My friend Marilyn, at Simmer Till Done, told me a story from her culinary school days that has stuck with me for months.  Her instructor used to say to those who didn’t work quickly and efficiently, “you scrape the bowl like a housewife.”  That line made me laugh when I first heard it and it makes me chuckle every time I remember it.  I like to cook and bake, at least sometimes (the impulse comes and goes) and I am the first to admit that I scrape the bowl like a housewife.  That is, I take my time turning over the pages of the cookbook, trying to decide what to make, usually in intense consultation with my daughter.  Then, we gather the ingredients, notice that we are out of baking powder, and wander over to the market, collecting some bagels and milk while we’re at it.  When we get home, we remember that the big mixing bowl is full of apples and so we have to relocate the fruit.  After that we may start measuring and chopping and stirring, possibly pausing in our labors to answer the phone or check online to find out how to substitute cocoa and vegetable oil for baking squares, which we forgot to get when we went to the market for the baking powder.
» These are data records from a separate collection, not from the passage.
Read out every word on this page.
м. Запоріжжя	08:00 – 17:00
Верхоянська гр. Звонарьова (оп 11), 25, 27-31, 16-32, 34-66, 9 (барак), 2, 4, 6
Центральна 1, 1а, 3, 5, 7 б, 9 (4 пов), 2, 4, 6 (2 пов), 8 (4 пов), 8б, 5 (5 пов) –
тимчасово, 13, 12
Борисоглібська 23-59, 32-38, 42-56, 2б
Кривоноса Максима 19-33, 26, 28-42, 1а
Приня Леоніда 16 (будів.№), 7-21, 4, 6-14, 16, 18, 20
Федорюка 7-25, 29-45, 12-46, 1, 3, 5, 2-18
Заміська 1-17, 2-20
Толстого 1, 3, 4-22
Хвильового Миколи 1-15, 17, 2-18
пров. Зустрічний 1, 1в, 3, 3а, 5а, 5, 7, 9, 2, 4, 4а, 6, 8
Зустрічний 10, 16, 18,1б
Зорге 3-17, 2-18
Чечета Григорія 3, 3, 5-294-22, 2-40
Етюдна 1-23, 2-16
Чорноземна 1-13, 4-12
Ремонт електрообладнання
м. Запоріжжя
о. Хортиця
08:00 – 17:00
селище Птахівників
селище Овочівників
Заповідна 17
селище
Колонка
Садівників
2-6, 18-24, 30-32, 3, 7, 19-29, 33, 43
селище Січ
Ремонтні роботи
I love the Sunday afternoons when Jessica and I do this, and when I’m feeling particularly engaged in the process, I dream of shiny kitchen tools and gadgets that would make preparation easier, although I know all I really have to have is a good knife, a big bowl, and a couple of pans.  Some years ago, I used to think about going to culinary school so that I could master the tricks of the trade.  I would really like to make a better ganache than I know how.  And I’d like my pie crusts to turn out right every time, or at least more often than they do. 

But Marilyn has cured me of my culinary school daydream.  Culinary school, she tells me, is like bootcamp, only more dangerous.  The purpose is to turn talented individuals into chefs, into professionals, into people who can run restaurant kitchens.  I only want to figure out how to avoid Jessica asking me, “Are meringues supposed to be flat as a pancake?”  In other words, I’m a hobbyist who’d like to be a bit more accomplished than I am.  I have absolutely no interest in becoming a professional.  Running a restaurant kitchen bears only the most passing resemblance to my Sunday afternoons with Jessica, and that only because they share the common denominator of food.

I think of this a lot when I talk to writers who are trying to make the leap to being professionals.  Being a professional is a world away from being a hobbyist and doing something just because you enjoy it.  And there’s nothing wrong with preferring to keep your writing as a hobby and not trying to turn it into a paying proposition.  And if you do — be prepared for the profession to have not a lot in common with the hobby.